I’m not talking about the adult “recreational” consumer coming out of the cannabis closet. I’m talking about the patient or caregiver who — just like the middle school guidance counselor who happens to be gay, lesbian, bisexual or transgender — could lose their job, home, or family if they disclose their cannabis use.
I’m talking about:
- A military veteran who knows he should discuss his cannabis use for combat-related PTSD with his VA doctors, especially his anesthesiologist before scheduled surgery. But he fears he’ll jeopardize his VA benefits if he does so; or
- A worker, practically anywhere in the country, who fears a random office drug test, and the revelation that she is a cannabis user suffering from a medical condition she had hoped would also remain private; or
- A college student, who is suspected of selling drugs on campus, but is actually using cannabis responsibly and with the guidance of a health professional to treat severe anxiety; or
- A senior citizen, who lives in a state with a robust medical cannabis program, yet acquires cannabis to treat his chronic pain from the illicit market. He fears registering with the state may reveal his “secret” and embarrass his family; or
- A mother, who informs her child’s teacher that doctor-recommended medical grade cannabinoid oil has significantly improved her child’s health. And then gets an unannounced home visit from Children’s Protective Services a few days later.

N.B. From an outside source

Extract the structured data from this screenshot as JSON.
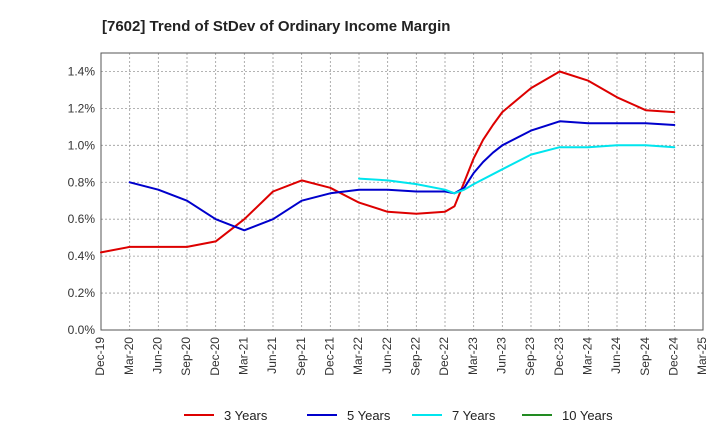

Despite overwhelming public support for legalization, only 11 states and the District of Columbia allow for both medical and adult use sales. Several states have cannabis measures on the ballot next month. Even if they are all victorious, the percentage of Americans with access to safe, legal cannabis remains low. The federal government still classifies cannabis as harmful as LSD or heroin. Costly, resource consuming enforcement activities, which shift focus away from real crime fighting efforts, are still used as PR stunts to demonize the plant.
For frontline cannabis activists, coming out presents the same risks as it does for members of the LGBTQ community. It also presents the same rewards. Both the science and industry of cannabis are evolving. Our relationship with the plant and its benefits are a constant continuum. One person may have several opportunities to come out of the cannabis closets.
I’m one of those people. That mother who treated her child’s illness with cannabinoid oil and got an unannounced visit from Children’s Protective Services as a result? That’s me.
This is the first time I publicly shared that story. I just came out.
Joni Fay Hill is a stay at home mom and former chef. She lives in Southern California with her wife, Maria and 11 year-old twins, Vivian and Cosmo.